COS'E'?

La pensione di reversibilità è una prestazione previdenziale erogata ai familiari di un pensionato, in seguito ad una loro richiesta, dal momento della morte di quest'ultimo. E' detta pensione indiretta se il deceduto non era già pensionato ma era un lavoratore iscritto all'INPS.

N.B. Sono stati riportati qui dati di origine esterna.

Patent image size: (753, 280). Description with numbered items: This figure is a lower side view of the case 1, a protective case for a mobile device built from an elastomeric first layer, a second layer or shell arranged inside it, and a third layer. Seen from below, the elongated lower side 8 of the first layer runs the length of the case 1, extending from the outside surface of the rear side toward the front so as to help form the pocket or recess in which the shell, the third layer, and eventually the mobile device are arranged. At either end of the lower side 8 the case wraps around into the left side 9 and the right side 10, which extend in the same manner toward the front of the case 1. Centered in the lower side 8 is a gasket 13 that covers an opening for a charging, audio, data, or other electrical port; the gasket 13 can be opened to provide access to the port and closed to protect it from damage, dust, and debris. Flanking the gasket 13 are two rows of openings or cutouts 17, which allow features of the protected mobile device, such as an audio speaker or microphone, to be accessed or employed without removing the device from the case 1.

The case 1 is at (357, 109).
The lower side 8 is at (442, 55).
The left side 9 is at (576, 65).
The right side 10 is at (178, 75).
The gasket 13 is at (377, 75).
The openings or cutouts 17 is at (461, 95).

La pensione indiretta è prevista da quando il lavoratore deceduto ha maturato 15 anni di assicurazione e contributi, o cinque anni di assicurazione e contribuzione di cui almeno tre nei cinque anni precedenti alla data del decesso.

A CHI SPETTA?

Può richiedere la pensione di reversibilità (o indiretta) il coniuge separato, mentre in caso di divorzio, il coniuge ha diritto solo se titolare dell’assegno periodico, se non è passato a nuove nozze e se la data di inizio del rapporto assicurativo del defunto è anteriore alla data del divorzio.

In caso di nuove nozze, il coniuge non ha diritto alla pensione, ma ad un assegno pari a due annualità, compresa la tredicesima mensilità, della quota di pensione in pagamento. Se poi anche il deceduto si fosse risposato, sarà il Tribunale a decidere le quote spettanti al coniuge superstite e al coniuge divorziato.

Non solo i coniugi, ma anche i figli ed equiparati hanno diritto a ricevere il trattamento pensionistico, ma solo in alcuni casi specifici.
I figli ed equiparati non devono aver superato i 18 anni di età. Hanno diritto, indipendentemente dall’età, i figli inabili al lavoro e a carico del genitore al momento del decesso. Se poi i figli ed equiparati sono studenti, privi di lavoro retribuito e a carico del genitore defunto, il limite passa a 21 anni in caso frequenti una scuola professionale e 26 anni, in caso di frequenza dell’università.

Se non sono presenti coniugi o figli, il diritto alla pensione di reversibilità è riconosciuta ai genitori dell’assicurato o pensionato che hanno almeno 65 anni di età al momento del decesso.
Non devono ricevere pensione e devono risultare a carico del deceduto.
Se poi non sono presenti nemmeno i genitori, la pensione di reversibilità va ai fratelli celibi e sorelle nubili del deceduto che al momento della morte sono inabili al lavoro, non sono titolari di pensione e sono a carico del deceduto.

COME RICHIEDERE LA REVERSIBILITA'?

È possibile fare domanda per ottenere la pensione di reversibilità online tramite il portale INPS, tramite i nostri uffici o telefonando al contact center INPS.